Rabbitt - Boys Will Be Boys!

Rabbitt – Boys Will Be Boys!

86 / 100

‘Boys Will Be Boys!’ Rabbitt’s first long player really is a phenomenal record and a heady mixture of pop and progressive styles.

Written by: gdmonline

ARTIST: Rabbitt
ALBUM: Boys Will Be Boys!
LABEL: Joburg Records
YEAR: 1975
CD REISSUE: Discogs Reissue List

LINEUP: Trevor Rabin – lead guitar, vocals, keyboards, synthesizers * Ronnie Robot – bass * Neil Cloud – drums, percussion * Duncan Faure – keyboards, vocals

TRACK LISTING: 01 Something’s Going Wrong With My Baby * 02 Savage * 03 Lifeline * 04 Locomotive Breath * 05 Hard Ride * 06 Babys Leaving * 07 Eventides * 08 Looking For The Man * 09 Death Of Tulio * 10 Charlie



Arguably the most popular band in 1970’s South Africa, Rabbitt had all the ingredients for world domination that political realities would never allow. ‘Apartheid’ was in full swing when Rabbitt were topping the charts, touring to sell-out audiences with a Beatles-like ferocity and this didn’t go unnoticed outside South Africa.

Jet Records mogul and ELO manager Don Arden expressed interest in the band, UK and US tours were discussed, but the politics of supporting a band from a country whose human rights record was a major issue of the day, became a liability for the band.

After two studio albums, guitarist Trevor Rabin saw the writing on the wall and left Rabbitt for a solo career and superstar status in Yes, while continuing as a trio 1977’s ‘Rock Rabbitt’ LP would become the group’s epitaph with keyboardist Duncan Faure finding a second chance in The Rollers and their brilliant ‘Elevator’ album.

The Songs

‘Boys Will Be Boys!’ Rabbitt’s first long player really is a phenomenal record and a heady mixture of pop and progressive styles heavier than 10cc, yet not as candy coated as Pilot or Sherbet. Their obvious nod to glam rock ‘Something’s Going Wrong With My Baby’ is a great start.

An early Rick Springfield meets Bay City Rollers rave-up complete with hand claps but Rabbitt were multifaceted with a variety of musical tricks up their sleeves. Including a bit of heavy progressive rock starting with ‘Savage’ which sounds a lot like Blue Oyster Cult and early Styx to these well worn ears and moving into Pink Floyd territory with the mysterious and sparkling ‘Lifeline’.

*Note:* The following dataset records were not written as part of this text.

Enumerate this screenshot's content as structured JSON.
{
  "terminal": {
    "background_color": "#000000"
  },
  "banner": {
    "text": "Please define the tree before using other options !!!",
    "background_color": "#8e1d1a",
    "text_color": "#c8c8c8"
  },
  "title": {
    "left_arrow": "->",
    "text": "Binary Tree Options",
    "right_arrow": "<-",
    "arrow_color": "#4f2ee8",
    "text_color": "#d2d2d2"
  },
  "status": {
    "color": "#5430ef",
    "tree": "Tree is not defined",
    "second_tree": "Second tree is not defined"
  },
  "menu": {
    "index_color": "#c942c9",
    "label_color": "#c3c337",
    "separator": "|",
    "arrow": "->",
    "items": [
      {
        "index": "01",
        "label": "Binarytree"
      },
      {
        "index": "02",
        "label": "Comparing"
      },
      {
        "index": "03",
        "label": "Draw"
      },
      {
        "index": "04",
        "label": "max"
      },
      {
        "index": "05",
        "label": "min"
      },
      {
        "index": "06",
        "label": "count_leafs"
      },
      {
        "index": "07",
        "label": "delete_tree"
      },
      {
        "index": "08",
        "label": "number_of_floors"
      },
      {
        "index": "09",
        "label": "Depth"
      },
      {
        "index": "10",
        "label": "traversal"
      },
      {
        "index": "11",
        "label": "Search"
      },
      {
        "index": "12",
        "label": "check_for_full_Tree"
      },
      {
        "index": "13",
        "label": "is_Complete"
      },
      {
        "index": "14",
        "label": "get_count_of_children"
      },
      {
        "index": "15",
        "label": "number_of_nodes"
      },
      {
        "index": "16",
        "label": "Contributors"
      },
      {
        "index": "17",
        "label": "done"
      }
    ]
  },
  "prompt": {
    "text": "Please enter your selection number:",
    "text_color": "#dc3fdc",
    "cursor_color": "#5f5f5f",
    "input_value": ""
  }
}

Evidently, the band’s first single was a cover of Jethro Tull‘s ‘Locomotive Breath’ and the song appears on this record as well, although I couldn’t tell you if this is the same version or not and while it’s an interesting take on the classic, it’s debatable if the record really needed its inclusion as the originals are so strong.

Kansas fans will dig ‘Hard Ride’ with Faure slipping into the lead vocal position and it’s just another example of why this group was so ripe for American audiences. Major 10cc influences show up in the ballad ‘Baby’s Leaving’ but one of the records best cuts has to be the sweet Mersey-styled pop of ‘Eventide’.

A real charmer, although ironically it’s followed by two of the record’s weakest cuts, the rocker ‘Looking For The Man’ and the thirty second goofball instrumental ‘Death Of Tulio’. Neither does much for me although ‘Charlie’, the albums closer and a huge hit in South Africa more than makes up for these brief musical transgressions with a fine slice of pop and Sherbet vibe which is always good by me.

In Summary

In 1976 Rabbitt finally landed a contract in the States on the Capricorn label, but the record was never easy to find and without any support of a tour, disappeared very quickly. This version featured different art work with cartoon rabbits and looking more like a Disney soundtrack if you ask me. The Voiceprint label reissued ‘Boys Will Be Boys!’ on CD a few years back as have the Japanese in a mini-LP sleeve with the original artwork although both issues might be out of print at the moment.